In a retrospective study including nine patients with abdominal pregnancy in which MRI images were reviewed by two radiologists who were blinded to the clinical and operative findings, MRI accurately located the placenta in all nine patients [17].

MRI may also be used for patients undergoing expectant management (to evaluate fetal growth, amniotic fluid levels, placental invasion) and for preoperative planning. The latter is particularly important as severe hemorrhage is likely if there is an attempt to remove the placenta during surgery [17]. (See '>20 weeks and choosing expectant management' below and 'Managing the placenta' below.)

Laboratory findings — Abnormal laboratory findings are typically absent. In patients in whom prenatal screening for aneuploidy or fetal anomalies was performed, the following may be abnormal; however, these are nonspecific and cannot be used to make a diagnosis of abdominal pregnancy:

Increased maternal serum alpha-fetoprotein (AFP) and/or increased human chorionic gonadotropin (hCG) – Direct abdominal implantation of the placenta may enhance fetal-maternal transfer of AFP and hCG [2,18].

Decreased maternal serum unconjugated estriol (uE3) – Smaller placental size and altered vascularity may disrupt placental sulphatase activity, resulting in decreased estriol production and decreased levels of maternal serum uE3 [18].

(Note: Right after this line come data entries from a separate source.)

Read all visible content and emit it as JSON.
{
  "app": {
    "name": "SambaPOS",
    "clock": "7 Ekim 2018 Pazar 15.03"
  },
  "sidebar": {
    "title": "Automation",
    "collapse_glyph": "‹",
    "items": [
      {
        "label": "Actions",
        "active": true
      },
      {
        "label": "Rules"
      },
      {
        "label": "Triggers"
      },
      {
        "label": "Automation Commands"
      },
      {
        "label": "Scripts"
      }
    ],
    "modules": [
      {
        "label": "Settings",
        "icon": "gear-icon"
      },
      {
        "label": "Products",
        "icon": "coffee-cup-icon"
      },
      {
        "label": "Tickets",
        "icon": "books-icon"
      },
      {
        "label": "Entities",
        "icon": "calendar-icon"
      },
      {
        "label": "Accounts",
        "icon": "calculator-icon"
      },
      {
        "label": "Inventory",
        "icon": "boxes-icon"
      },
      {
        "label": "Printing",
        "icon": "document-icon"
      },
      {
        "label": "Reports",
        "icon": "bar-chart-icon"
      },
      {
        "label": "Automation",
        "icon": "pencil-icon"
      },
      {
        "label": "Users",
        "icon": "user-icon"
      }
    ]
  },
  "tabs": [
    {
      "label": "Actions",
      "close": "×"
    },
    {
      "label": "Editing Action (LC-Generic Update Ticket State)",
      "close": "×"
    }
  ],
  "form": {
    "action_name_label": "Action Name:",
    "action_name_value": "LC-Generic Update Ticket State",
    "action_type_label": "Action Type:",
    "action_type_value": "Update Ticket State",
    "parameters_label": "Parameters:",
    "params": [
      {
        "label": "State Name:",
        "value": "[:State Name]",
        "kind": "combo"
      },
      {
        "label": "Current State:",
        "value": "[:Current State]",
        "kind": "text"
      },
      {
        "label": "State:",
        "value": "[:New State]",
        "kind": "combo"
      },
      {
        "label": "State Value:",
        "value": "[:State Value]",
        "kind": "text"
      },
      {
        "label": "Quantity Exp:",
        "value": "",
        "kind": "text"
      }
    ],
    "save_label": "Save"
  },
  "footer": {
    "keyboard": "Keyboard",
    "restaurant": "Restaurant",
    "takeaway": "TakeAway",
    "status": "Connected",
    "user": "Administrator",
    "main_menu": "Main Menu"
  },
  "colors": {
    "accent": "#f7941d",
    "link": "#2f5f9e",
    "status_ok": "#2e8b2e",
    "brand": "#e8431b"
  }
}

These markers are discussed in detail separately. (See "Neural tube defects: Overview of prenatal screening, evaluation, and pregnancy management", section on 'Alpha-fetoprotein' and "Maternal serum marker screening for Down syndrome: Levels and laboratory issues", section on 'Types and timing of serum marker screening tests'.)

DIAGNOSIS — The diagnosis of abdominal pregnancy is made by visualization (with fetal imaging [ie, transvaginal ultrasound, MRI] or intraoperatively during surgical exploration) of an extrauterine pregnancy and an intact uterus (ie, no evidence of uterine rupture).

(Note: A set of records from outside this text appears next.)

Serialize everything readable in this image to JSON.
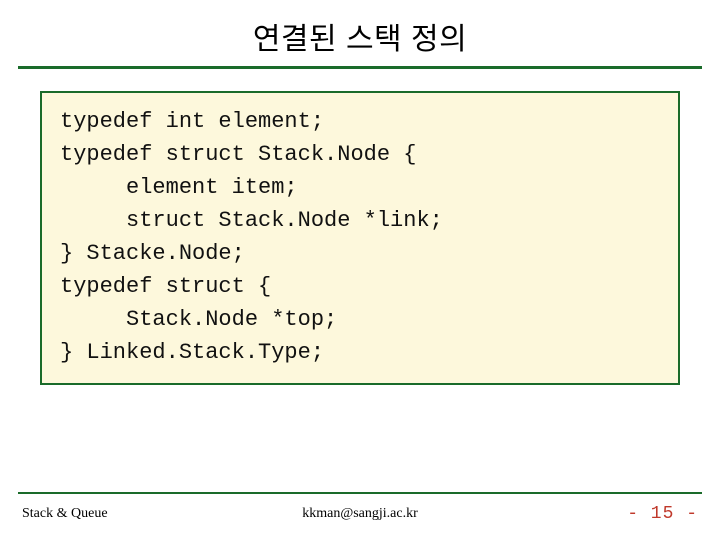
{
  "title": "연결된 스택 정의",
  "code": {
    "l01": "typedef int element;",
    "l02": "",
    "l03": "typedef struct Stack.Node {",
    "l04": "     element item;",
    "l05": "     struct Stack.Node *link;",
    "l06": "} Stacke.Node;",
    "l07": "",
    "l08": "typedef struct {",
    "l09": "     Stack.Node *top;",
    "l10": "} Linked.Stack.Type;"
  },
  "footer": {
    "left": "Stack & Queue",
    "center": "kkman@sangji.ac.kr",
    "right": "- 15 -"
  }
}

The majority of patients will be diagnosed at the time of surgery [1]. In the review of 163 cases described above (see 'Natural history' above), preoperative diagnosis was made in only 45 percent of cases [8].

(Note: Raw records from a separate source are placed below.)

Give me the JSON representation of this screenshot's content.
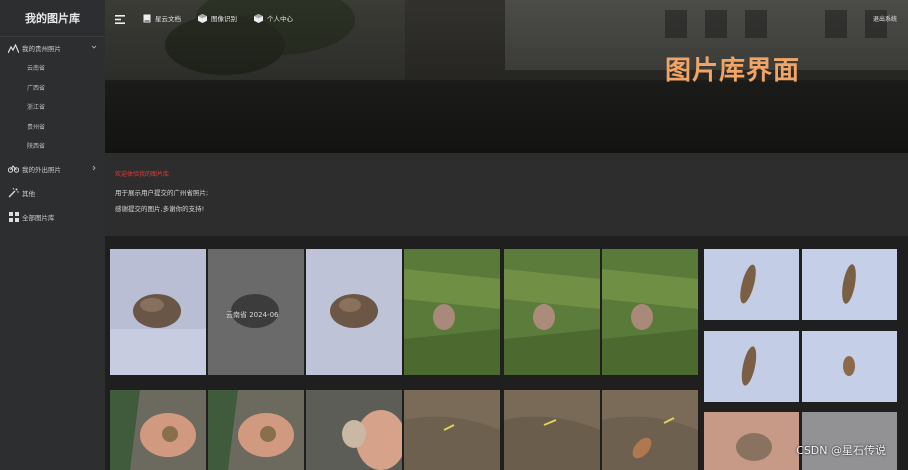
{
  "app": {
    "title": "我的图片库"
  },
  "sidebar": {
    "menu1": {
      "label": "我的贵州照片"
    },
    "sub_items": [
      {
        "label": "云南省"
      },
      {
        "label": "广西省"
      },
      {
        "label": "浙江省"
      },
      {
        "label": "贵州省"
      },
      {
        "label": "陕西省"
      }
    ],
    "menu2": {
      "label": "我的外出照片"
    },
    "menu3": {
      "label": "其他"
    },
    "menu4": {
      "label": "全部图片库"
    }
  },
  "topbar": {
    "btn1": "星云文档",
    "btn2": "图像识别",
    "btn3": "个人中心",
    "right": "退出系统"
  },
  "hero": {
    "title": "图片库界面"
  },
  "info": {
    "warn": "欢迎体验我的图片库",
    "line1": "用于展示用户提交的广州省照片;",
    "line2": "感谢提交的图片,多谢你的支持!"
  },
  "gallery": {
    "overlay_text": "云南省  2024-06"
  },
  "watermark": "CSDN @星石传说",
  "colors": {
    "accent": "#f0a566",
    "warn": "#e23b3b",
    "sidebar": "#2d2e30"
  }
}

Other diagnostic criteria (ie, intact bilateral fallopian tubes and ovaries, absence of uteroperitoneal fistula, attachment of the pregnancy exclusively to the peritoneal surface), known as the "Studdiford criteria," have been described and subsequently modified [19], but are primarily of historical interest only.

DIFFERENTIAL DIAGNOSIS

Tubal pregnancy – Early abdominal pregnancy can be easily misinterpreted as a tubal ectopic if the pregnancy is implanted close to the adnexa. However, the diagnosis of abdominal pregnancy can be excluded when a gestational sac with a yolk sac or embryo is identified in the adnexa at the time imaging, surgery, or during pathology review of the surgical specimen. (See "Ectopic pregnancy: Clinical manifestations and diagnosis", section on 'Diagnosis'.)

Intrauterine pregnancy (IUP) – An abdominal pregnancy can erroneously be reported as an IUP if the relationship between the pregnancy and myometrium is not fully evaluated (see 'Ultrasound' above). The diagnosis of abdominal pregnancy can almost always be excluded when a gestational sac with a yolk sac or embryo is identified in the uterus (the exception is a heterotopic pregnancy including both an intrauterine and abdominal pregnancy).

Similarly, pregnancy in a rudimentary horn of a unicornuate uterus can be misinterpreted as an abdominal pregnancy. However, a rudimentary horn pregnancy, and an associated uterine horn rupture, is not an abdominal pregnancy because the gestational sac and placenta originate inside the uterus. (See "Congenital uterine anomalies: Clinical manifestations and diagnosis", section on 'Unicornuate uterus'.)

Uterine rupture – Uterine rupture, resulting in extrusion of the pregnancy from the uterus into the abdominal cavity, can be misinterpreted as an abdominal pregnancy. However, such patients often have risk factors for uterine rupture (eg, prior cesarean birth, myomectomy). The diagnosis of abdominal pregnancy can be excluded when a complete disruption of the myometrium is visualized intraoperatively. (See "Uterine rupture: Unscarred uterus", section on 'Diagnosis' and "Uterine rupture: After previous cesarean birth", section on 'Diagnosis'.)

MANAGEMENT — As with other high-risk pregnancies, patients with abdominal pregnancy should transferred, whenever possible, to a tertiary care hospital in which a multidisciplinary care team (eg, maternal-fetal medicine, neonatology, gynecology oncology specialists), a variety of treatment options (eg, uterine artery embolization [UAE]), and blood bank services are available. Management depends on many factors (eg, hemodynamic stability, fetal status [ie, live versus demised], gestational age [ie, ≤20 or >20 weeks] at which the abdominal pregnancy was diagnosed).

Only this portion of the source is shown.